I read this last week - I can’t help but feel it’s a bit of a shame. Ayoade has a career well outside of the IT Crowd, I don’t see that Ayoade had any reason to endorse the book other than he genuinely supports Linehan which… well.
I mean Linehan isn’t just someone who posts occasional TERF tweets online, he’s an activist (he went trolling on that dating app, harassed people etc…) So if you’re endorsing his book you’re kind of going all in on that as well.
I can’t imagine the book is going to top the Sunday Times list either way.

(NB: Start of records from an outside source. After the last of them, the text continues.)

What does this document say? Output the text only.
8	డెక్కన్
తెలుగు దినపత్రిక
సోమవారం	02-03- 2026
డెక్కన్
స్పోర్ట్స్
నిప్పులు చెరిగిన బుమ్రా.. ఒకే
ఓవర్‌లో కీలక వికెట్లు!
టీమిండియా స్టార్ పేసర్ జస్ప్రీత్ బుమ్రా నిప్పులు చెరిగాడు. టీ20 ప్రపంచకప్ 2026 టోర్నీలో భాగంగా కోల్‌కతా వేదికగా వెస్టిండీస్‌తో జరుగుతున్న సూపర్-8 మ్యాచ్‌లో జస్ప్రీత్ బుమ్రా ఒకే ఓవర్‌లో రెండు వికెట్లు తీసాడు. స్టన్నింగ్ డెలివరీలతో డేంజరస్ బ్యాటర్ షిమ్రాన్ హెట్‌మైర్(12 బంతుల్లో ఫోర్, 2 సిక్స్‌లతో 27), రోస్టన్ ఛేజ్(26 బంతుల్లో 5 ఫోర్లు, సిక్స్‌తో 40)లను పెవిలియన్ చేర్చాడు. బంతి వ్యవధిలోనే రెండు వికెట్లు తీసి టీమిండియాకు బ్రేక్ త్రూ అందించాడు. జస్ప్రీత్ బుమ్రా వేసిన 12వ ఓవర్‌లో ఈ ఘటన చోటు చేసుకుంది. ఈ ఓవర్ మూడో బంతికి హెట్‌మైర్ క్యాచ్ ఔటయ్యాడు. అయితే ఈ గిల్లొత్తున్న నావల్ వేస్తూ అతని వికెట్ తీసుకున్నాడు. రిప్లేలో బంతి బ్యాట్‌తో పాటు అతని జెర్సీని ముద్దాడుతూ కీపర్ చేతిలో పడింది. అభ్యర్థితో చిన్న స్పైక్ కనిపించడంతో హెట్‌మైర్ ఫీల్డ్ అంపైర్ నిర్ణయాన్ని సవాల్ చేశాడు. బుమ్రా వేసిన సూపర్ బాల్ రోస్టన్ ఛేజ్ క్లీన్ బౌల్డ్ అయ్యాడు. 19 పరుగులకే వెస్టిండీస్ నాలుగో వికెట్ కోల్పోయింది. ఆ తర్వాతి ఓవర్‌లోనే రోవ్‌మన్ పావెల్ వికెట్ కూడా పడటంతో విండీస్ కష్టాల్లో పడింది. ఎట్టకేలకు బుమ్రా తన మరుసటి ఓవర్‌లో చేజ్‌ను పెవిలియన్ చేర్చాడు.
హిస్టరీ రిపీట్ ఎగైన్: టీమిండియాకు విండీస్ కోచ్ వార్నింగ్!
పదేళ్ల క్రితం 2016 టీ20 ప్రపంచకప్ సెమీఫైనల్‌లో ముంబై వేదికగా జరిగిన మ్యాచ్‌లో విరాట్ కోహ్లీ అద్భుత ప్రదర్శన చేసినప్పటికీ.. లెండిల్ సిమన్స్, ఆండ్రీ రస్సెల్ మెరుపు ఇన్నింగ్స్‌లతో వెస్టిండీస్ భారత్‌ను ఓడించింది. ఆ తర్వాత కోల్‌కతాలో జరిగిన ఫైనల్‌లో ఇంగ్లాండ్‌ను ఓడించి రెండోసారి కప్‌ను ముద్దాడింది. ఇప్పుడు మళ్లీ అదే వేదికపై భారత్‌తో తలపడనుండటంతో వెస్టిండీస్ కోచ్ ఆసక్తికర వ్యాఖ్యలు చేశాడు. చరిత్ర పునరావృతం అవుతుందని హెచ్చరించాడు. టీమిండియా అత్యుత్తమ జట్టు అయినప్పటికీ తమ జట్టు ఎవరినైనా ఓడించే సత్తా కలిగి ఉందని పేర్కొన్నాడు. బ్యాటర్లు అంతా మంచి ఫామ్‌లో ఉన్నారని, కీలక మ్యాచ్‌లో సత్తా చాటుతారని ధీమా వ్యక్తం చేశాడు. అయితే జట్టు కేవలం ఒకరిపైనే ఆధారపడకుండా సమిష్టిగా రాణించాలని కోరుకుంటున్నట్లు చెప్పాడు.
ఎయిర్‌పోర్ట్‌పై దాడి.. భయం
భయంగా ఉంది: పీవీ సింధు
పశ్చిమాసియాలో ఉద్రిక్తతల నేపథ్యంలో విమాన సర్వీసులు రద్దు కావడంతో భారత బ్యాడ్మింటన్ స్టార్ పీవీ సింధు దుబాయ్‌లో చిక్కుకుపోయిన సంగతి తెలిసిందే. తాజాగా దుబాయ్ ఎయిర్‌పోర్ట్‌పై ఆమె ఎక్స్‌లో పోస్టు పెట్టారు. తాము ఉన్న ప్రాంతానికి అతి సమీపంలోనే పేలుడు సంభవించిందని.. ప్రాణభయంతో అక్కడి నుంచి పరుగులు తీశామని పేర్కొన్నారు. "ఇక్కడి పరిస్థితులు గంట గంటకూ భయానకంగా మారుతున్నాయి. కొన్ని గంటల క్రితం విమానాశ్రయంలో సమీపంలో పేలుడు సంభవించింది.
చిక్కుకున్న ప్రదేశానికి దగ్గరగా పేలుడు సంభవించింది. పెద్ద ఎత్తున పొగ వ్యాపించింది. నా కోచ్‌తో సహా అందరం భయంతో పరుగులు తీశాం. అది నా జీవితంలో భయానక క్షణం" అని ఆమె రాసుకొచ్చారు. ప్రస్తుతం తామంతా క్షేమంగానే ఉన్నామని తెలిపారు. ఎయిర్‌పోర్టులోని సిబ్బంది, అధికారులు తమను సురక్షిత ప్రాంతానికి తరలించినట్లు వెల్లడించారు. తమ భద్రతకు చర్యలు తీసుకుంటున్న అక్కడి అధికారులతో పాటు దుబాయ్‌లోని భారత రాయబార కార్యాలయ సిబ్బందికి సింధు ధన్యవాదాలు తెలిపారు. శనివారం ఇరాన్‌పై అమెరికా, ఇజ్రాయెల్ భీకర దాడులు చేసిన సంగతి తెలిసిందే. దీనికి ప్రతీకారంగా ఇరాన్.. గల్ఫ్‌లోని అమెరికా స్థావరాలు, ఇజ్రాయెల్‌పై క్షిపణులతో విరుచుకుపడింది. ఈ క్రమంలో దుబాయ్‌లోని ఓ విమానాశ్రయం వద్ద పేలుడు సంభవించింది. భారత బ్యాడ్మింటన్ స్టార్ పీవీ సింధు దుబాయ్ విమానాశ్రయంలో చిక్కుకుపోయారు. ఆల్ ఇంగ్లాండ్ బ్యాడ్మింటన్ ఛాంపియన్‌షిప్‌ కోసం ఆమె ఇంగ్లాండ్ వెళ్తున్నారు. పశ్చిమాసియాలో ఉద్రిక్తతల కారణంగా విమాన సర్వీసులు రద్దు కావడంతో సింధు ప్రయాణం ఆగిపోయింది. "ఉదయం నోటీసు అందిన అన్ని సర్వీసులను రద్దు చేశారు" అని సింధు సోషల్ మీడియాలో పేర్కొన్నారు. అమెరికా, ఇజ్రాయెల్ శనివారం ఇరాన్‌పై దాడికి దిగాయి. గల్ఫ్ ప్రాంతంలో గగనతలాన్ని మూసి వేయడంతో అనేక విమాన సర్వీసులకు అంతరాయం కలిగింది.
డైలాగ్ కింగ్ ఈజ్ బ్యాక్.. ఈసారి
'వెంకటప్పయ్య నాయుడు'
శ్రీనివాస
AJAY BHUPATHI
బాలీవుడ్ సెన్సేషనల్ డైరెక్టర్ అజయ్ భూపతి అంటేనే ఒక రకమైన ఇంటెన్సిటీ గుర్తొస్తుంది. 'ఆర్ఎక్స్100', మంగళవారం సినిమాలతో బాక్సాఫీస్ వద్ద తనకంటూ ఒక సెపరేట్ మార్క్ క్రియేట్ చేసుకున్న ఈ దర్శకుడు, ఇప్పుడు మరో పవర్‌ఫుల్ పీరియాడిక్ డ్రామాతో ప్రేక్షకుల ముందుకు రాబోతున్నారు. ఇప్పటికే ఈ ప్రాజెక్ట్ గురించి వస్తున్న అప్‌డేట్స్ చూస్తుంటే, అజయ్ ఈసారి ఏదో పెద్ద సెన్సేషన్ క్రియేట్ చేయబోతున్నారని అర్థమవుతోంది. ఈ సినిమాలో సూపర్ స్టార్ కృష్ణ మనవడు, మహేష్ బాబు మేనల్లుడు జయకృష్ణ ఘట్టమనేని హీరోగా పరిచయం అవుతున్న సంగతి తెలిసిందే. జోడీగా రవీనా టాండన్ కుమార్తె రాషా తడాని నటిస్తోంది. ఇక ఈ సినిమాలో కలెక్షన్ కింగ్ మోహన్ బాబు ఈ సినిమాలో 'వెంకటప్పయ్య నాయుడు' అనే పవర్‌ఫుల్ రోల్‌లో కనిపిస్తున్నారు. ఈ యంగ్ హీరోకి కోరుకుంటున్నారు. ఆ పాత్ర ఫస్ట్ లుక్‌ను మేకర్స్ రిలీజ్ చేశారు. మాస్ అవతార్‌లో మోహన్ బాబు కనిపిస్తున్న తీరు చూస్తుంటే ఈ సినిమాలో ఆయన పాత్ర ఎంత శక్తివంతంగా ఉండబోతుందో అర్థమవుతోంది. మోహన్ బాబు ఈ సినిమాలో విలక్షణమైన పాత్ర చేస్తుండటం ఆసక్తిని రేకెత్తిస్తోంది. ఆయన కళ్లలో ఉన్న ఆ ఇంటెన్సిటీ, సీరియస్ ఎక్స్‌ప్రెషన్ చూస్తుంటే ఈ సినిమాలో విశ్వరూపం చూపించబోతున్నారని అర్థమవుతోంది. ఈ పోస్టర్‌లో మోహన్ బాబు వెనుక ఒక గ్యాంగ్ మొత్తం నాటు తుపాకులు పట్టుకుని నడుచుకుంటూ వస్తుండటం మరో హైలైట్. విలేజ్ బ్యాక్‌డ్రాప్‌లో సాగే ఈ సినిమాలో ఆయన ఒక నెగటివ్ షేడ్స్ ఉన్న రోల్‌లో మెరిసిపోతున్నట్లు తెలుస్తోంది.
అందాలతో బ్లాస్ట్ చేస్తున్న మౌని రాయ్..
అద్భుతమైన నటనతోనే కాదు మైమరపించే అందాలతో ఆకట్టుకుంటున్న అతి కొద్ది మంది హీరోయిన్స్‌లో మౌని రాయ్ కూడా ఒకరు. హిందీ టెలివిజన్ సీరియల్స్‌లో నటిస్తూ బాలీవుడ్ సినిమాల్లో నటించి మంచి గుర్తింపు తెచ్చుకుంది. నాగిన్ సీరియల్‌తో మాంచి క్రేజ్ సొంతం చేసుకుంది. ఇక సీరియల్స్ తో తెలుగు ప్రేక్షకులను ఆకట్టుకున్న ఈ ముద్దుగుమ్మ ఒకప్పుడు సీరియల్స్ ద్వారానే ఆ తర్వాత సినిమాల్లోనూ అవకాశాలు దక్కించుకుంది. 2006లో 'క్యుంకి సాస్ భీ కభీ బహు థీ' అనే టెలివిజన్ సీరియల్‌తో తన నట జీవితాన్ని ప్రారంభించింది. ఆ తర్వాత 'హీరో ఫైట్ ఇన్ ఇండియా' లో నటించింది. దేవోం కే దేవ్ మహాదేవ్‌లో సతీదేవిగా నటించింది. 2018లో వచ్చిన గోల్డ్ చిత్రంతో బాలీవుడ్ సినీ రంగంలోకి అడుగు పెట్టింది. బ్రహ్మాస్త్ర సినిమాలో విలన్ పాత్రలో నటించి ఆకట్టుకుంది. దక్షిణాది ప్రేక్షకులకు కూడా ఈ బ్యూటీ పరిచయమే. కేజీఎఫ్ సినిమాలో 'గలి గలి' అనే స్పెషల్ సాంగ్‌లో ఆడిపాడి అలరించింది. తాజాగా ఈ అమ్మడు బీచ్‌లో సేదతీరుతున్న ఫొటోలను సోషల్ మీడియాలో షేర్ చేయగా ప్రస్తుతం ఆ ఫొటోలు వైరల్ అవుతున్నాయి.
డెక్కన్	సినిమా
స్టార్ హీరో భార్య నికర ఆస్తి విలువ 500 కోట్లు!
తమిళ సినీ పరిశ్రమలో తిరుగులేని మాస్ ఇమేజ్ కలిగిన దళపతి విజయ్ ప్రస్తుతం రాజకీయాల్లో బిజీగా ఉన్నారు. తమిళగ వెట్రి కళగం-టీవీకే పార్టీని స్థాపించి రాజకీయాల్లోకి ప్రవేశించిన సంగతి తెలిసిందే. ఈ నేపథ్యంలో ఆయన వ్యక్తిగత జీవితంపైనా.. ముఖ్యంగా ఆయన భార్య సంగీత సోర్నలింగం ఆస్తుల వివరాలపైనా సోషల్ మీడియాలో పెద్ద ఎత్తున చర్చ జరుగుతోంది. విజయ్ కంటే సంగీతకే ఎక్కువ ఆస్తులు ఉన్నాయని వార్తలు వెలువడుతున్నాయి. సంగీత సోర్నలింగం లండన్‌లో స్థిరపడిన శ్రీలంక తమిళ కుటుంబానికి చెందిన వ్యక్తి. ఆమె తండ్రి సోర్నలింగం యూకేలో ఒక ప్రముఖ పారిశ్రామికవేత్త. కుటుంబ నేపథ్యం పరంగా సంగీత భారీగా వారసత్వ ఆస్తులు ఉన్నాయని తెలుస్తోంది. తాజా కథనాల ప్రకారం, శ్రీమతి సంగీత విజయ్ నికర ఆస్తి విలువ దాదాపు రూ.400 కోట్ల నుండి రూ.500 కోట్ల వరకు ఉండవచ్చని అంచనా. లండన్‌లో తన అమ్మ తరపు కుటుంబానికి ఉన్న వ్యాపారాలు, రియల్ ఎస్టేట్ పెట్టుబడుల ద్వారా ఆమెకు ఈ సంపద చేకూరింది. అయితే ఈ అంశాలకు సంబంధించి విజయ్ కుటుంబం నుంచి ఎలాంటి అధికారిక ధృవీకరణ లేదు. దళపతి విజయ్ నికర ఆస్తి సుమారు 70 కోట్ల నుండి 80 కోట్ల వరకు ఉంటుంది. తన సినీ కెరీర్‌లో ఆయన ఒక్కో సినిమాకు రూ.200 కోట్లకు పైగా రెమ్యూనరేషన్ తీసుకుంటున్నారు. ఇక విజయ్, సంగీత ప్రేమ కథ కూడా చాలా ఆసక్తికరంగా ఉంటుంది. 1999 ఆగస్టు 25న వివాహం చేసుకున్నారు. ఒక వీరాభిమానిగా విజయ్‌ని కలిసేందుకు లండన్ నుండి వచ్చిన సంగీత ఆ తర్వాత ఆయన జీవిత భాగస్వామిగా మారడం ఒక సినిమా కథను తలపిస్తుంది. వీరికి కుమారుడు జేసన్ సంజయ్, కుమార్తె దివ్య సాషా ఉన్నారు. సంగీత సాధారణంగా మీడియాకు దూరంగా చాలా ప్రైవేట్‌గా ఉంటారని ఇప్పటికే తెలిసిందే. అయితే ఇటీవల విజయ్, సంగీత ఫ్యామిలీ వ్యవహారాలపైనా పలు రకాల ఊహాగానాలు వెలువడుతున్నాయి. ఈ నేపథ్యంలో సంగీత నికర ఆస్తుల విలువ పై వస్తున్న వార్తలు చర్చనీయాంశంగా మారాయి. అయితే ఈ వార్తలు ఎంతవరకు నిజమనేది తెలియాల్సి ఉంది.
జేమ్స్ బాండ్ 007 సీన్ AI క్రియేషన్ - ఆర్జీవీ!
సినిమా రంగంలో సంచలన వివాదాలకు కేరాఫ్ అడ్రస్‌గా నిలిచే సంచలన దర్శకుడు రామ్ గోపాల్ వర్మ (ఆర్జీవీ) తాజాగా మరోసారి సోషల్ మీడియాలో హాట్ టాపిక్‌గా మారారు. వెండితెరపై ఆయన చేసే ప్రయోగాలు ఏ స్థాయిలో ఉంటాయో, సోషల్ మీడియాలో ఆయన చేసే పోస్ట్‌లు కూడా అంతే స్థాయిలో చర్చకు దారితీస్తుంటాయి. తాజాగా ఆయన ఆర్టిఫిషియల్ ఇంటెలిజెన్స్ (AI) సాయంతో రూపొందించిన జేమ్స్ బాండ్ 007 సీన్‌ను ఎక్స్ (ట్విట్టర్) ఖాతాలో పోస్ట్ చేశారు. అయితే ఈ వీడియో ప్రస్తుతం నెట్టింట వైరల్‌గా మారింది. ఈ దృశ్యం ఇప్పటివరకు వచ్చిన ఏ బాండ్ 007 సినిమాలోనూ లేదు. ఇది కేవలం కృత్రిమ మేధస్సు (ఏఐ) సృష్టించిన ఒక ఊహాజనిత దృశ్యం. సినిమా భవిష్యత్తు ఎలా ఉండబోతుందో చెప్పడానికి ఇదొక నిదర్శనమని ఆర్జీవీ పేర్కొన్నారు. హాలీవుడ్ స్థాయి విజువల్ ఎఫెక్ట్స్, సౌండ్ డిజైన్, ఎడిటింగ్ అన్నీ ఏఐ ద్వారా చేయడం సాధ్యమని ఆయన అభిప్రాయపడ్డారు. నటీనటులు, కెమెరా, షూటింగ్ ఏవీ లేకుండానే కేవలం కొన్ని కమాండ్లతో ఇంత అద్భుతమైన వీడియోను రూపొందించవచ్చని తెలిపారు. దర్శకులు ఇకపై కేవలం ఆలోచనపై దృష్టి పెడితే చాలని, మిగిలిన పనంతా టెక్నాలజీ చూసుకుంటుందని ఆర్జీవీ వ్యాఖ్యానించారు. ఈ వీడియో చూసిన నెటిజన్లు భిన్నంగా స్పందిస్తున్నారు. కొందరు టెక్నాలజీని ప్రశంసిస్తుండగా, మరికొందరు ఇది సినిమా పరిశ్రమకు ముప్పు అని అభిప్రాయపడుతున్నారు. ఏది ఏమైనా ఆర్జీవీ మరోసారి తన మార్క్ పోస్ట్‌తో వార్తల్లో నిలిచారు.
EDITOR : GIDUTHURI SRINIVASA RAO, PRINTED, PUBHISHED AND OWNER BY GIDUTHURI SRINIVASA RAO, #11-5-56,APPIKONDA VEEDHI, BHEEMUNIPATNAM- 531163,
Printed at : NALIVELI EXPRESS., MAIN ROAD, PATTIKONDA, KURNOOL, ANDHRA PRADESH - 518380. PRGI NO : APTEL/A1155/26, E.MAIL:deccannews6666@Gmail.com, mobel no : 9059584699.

I’m, personally, not going to draw that conclusion as The IT Crowd was his big break and I can see how he probably feels he owes him a helping hand now he is doing OK and Linehan isn’t but it does seem like a very bad idea. He can hardly claim that he didn’t know how poorly this would look to a lot of his fans, so I don’t see any kind of “whoops, sorry” PR offensive succeeding and he will lose work because of this.
I mean yeah - at the end of the day we are all reading a lot into someone putting a quote on a friend’s book. I don’t know any of these people in real life so who am I to make assumptions about Ayoade and his beliefs really. It feels off to me, but it’s not my business at the end of the day.
The book reminds me a lot of Alan Partridge’s Bounces Back, in that Glinner really doesn’t seem to have bounced back but judging from the bumpf seems to have written a book saying he has. He seems to have lost so many friends, not to mention his marriage, over an issue which seems to have gripped him like a monomania, it does genuinely make your wonder about his mental state.
I was wondering earlier how many people Linehan might have reached out to for a quote and got rejected though.